In this study, the control women were found to have high levels of weight (77.56 ± 11.86) and BMI (30.68 ± 4.53) when compared with those of the PCOS women (73.78 ± 11.50 and 29.26 ± 4.87). In fact, the women with PCOS were considered to be overweight, and normal women were found to be obese. This is due to the fact that obesity prevalence has increased over a decade, and women were found to be obese when compared with male individuals in the kingdom. The prevalence of normal BMI levels in women with PCOS was found to be 19% while 12% was documented in the controls; overweight prevalence was found to be 38% in PCOS women and 30% in the controls; whereas obesity was highly documented at 39% in the controls and 33% in the PCOS women. Finally, morbid obesity-I was found to be high in the controls (17%) when compared with that in the PCOS women (8%). Morbid obesity-II was found to be similar in both of the groups with 2% each. Additionally, age was found to be higher in the controls (31.39 ± 6.71) than among the PCOS women (30.28 ± 5.83). This is mostly due to two factors: the selection of exclusively Saudi women and the signing of the consent form to participate in this study. The control women did not have a family history of infertility or PCOS.

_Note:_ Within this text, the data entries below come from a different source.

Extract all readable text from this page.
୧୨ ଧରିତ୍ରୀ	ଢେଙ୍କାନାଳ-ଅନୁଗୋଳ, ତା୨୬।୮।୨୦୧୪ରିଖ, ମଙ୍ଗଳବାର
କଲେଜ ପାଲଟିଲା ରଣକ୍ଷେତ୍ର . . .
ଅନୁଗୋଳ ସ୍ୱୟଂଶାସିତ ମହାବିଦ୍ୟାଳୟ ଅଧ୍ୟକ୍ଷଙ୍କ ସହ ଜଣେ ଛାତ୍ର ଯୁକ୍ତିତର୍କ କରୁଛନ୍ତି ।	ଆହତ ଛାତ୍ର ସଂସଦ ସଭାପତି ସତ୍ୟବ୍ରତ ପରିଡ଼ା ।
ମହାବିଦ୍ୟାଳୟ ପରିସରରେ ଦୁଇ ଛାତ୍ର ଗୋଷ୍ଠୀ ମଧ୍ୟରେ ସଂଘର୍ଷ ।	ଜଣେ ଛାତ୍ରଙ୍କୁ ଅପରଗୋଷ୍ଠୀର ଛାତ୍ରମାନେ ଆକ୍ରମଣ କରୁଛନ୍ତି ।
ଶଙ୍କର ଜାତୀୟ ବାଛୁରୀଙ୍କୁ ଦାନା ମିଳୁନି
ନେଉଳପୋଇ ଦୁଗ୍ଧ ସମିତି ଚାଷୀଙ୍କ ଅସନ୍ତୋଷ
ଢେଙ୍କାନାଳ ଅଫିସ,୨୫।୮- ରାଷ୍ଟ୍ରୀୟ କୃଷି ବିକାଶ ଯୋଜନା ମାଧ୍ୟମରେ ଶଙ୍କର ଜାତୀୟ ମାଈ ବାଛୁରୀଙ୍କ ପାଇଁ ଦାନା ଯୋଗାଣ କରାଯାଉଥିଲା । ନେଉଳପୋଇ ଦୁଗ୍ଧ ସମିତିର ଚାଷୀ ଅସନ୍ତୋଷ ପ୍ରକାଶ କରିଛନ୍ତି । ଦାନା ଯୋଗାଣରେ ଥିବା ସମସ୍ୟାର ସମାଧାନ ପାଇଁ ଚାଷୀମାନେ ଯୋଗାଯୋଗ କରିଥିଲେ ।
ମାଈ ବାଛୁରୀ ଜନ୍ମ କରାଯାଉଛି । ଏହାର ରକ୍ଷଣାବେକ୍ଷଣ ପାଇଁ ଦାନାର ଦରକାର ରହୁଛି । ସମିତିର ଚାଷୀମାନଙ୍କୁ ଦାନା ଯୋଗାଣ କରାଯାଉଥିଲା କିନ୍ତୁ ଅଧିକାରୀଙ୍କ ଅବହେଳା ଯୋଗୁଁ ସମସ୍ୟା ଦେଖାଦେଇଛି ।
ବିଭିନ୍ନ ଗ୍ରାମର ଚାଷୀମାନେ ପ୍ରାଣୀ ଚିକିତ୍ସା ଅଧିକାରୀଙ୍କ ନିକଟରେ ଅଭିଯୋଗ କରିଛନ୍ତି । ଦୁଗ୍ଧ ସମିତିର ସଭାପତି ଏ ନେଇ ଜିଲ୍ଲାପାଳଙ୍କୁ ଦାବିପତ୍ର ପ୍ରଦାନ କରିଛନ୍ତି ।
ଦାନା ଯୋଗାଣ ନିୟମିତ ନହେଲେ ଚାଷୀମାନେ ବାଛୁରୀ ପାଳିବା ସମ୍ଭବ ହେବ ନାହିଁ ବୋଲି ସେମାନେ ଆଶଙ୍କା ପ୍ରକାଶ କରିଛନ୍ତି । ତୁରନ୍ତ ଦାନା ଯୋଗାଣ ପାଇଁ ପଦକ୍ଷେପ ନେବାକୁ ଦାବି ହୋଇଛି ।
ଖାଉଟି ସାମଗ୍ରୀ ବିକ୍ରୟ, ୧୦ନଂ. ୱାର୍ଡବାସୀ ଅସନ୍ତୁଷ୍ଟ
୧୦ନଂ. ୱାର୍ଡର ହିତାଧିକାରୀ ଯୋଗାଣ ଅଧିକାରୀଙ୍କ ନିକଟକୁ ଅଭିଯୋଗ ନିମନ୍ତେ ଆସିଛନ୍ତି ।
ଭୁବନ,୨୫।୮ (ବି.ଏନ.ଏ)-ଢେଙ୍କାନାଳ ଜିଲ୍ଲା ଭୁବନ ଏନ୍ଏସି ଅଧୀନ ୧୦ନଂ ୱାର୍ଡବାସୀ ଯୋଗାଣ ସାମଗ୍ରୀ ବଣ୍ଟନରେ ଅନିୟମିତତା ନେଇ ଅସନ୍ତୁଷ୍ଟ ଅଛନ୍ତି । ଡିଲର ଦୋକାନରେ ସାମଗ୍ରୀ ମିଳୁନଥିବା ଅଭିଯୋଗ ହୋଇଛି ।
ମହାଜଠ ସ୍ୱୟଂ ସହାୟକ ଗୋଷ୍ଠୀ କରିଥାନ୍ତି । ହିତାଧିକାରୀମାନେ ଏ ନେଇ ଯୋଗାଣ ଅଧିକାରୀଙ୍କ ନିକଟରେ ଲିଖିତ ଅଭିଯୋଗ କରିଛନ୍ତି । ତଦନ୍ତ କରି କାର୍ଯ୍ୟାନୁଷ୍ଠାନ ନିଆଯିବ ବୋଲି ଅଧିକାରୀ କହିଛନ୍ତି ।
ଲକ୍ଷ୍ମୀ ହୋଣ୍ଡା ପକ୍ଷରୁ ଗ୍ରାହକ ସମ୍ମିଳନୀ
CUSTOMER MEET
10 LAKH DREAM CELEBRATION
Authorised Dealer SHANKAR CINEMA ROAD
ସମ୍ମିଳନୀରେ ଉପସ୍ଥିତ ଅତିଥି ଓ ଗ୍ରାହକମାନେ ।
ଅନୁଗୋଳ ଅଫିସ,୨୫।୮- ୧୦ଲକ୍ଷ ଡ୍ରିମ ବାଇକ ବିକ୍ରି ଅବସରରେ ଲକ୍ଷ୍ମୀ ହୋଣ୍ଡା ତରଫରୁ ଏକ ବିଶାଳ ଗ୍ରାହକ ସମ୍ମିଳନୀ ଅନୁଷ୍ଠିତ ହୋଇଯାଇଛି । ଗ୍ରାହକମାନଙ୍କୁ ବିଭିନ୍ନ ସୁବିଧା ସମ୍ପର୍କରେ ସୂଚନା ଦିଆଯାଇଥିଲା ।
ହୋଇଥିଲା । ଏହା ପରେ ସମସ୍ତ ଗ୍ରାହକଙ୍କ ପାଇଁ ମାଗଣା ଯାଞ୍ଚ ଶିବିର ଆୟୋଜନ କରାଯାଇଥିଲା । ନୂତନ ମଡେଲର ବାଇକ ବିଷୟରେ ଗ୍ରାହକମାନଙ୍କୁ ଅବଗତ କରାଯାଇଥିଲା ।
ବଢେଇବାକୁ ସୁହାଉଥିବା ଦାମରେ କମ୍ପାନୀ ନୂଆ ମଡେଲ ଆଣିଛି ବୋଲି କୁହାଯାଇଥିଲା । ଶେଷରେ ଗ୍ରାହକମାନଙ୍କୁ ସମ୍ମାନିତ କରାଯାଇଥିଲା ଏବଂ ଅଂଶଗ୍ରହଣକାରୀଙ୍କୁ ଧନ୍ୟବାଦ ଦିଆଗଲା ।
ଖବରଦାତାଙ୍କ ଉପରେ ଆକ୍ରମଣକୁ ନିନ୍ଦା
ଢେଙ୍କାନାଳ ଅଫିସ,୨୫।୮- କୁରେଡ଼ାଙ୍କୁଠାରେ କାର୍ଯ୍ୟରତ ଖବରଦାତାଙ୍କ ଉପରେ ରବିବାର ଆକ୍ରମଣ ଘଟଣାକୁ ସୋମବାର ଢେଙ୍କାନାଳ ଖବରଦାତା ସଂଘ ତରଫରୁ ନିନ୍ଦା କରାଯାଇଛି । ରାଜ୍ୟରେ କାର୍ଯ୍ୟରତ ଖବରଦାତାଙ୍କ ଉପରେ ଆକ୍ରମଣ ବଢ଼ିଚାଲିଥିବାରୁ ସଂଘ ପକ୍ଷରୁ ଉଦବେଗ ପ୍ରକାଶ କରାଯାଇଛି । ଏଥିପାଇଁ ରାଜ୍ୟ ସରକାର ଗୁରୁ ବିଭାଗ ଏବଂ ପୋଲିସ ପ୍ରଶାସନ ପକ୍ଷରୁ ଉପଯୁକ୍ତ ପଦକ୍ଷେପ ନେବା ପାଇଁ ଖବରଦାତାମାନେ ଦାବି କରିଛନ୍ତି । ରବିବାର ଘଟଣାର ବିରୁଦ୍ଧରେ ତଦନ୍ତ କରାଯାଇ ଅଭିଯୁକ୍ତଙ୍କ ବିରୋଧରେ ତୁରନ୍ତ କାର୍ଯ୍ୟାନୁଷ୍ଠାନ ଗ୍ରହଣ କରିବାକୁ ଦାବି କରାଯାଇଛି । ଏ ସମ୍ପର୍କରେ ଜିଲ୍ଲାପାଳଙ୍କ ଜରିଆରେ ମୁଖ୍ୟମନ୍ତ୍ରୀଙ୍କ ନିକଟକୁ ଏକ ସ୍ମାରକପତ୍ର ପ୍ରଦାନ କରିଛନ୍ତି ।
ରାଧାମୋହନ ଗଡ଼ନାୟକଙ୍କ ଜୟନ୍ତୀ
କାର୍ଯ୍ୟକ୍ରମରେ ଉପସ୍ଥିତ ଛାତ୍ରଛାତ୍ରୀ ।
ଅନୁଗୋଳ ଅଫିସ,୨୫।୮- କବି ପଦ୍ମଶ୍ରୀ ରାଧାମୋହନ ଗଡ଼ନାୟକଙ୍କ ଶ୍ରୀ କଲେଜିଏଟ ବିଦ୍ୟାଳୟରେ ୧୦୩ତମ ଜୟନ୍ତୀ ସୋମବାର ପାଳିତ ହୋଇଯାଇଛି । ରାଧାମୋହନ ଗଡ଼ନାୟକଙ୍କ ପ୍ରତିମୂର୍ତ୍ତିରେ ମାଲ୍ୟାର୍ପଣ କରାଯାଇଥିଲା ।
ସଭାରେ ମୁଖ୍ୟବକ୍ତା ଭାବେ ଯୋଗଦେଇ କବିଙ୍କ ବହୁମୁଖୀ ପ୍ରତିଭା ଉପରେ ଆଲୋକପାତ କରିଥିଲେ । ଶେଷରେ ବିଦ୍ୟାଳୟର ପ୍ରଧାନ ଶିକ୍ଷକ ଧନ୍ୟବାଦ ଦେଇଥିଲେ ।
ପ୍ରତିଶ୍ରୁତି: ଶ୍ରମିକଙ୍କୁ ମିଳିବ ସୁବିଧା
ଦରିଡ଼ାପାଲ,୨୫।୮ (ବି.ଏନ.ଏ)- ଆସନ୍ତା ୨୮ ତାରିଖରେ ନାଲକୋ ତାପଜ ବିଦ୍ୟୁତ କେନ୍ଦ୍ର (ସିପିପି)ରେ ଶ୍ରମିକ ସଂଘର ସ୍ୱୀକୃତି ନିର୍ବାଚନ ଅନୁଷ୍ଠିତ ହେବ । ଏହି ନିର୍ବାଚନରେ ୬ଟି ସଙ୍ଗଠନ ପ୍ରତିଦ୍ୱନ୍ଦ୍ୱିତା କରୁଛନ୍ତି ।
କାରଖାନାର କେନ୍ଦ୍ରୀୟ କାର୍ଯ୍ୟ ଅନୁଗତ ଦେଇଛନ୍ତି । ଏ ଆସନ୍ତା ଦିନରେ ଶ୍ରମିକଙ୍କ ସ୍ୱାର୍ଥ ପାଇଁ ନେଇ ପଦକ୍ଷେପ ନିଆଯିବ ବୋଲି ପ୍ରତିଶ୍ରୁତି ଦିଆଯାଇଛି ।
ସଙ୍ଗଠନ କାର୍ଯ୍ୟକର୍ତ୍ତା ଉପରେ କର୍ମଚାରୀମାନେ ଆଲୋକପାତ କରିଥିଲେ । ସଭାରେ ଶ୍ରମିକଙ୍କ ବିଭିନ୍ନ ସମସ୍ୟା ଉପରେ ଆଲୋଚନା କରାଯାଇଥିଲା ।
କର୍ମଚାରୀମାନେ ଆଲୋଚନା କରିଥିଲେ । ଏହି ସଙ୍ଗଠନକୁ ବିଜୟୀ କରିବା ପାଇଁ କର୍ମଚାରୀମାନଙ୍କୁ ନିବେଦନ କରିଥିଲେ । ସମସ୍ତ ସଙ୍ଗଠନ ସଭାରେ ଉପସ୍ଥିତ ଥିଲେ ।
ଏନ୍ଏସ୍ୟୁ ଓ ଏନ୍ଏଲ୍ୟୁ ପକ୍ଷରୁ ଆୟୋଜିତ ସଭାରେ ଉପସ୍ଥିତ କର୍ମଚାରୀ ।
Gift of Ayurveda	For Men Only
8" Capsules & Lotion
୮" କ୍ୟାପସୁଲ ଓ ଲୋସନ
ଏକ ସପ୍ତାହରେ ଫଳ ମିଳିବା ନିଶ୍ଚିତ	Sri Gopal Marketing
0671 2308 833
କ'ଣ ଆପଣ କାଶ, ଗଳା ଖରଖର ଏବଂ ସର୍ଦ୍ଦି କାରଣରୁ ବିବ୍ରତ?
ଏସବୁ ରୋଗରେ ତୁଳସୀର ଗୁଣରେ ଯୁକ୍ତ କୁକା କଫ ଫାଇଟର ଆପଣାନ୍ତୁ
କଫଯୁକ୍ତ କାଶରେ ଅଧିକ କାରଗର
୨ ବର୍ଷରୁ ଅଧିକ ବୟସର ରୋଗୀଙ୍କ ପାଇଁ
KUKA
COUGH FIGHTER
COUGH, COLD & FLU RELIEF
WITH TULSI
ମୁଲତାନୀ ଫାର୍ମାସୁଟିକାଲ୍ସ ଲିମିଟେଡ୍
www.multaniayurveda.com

We tried to explore the previous studies in which PCOS women developed diabetes, specifically T2DM. Forsulund et al. [
36] confirmed that 19% of the PCOS women and 1% of the non-PCOS women developed T2DM, and additionally, elevated BMI had also played a role. One of the previous studies from Saudi Arabia confirmed that 15.7% of adolescent women diagnosed with T1DM developed PCOS [
37]. A review article by Aljulifi [
17] confirmed that PCOS women had a higher risk of developing diabetes [
5]. One of the previous studies in Saudi Arabia documented that the mean HbA1c levels in PCOS women was found to be 6.15 ± 2.31, which is an indication of prediabetes among the 31 patients in their study [
38]. The majority of documented studied in PCOS women have not described any other disease apart from obesity. The overall conclusion indicates that the majority of the studies were not focused on any other human diseases in PCOS women.
One of the limitations of this study could be not documenting the medication usage in all the PCOS women. Another limitation of this study could be the screening of a single variant, and a final limitation of this study could be not following up with the PCOS women. The strength of this study was enrolling all Saudi women and performing the validation for this study via Sanger sequencing.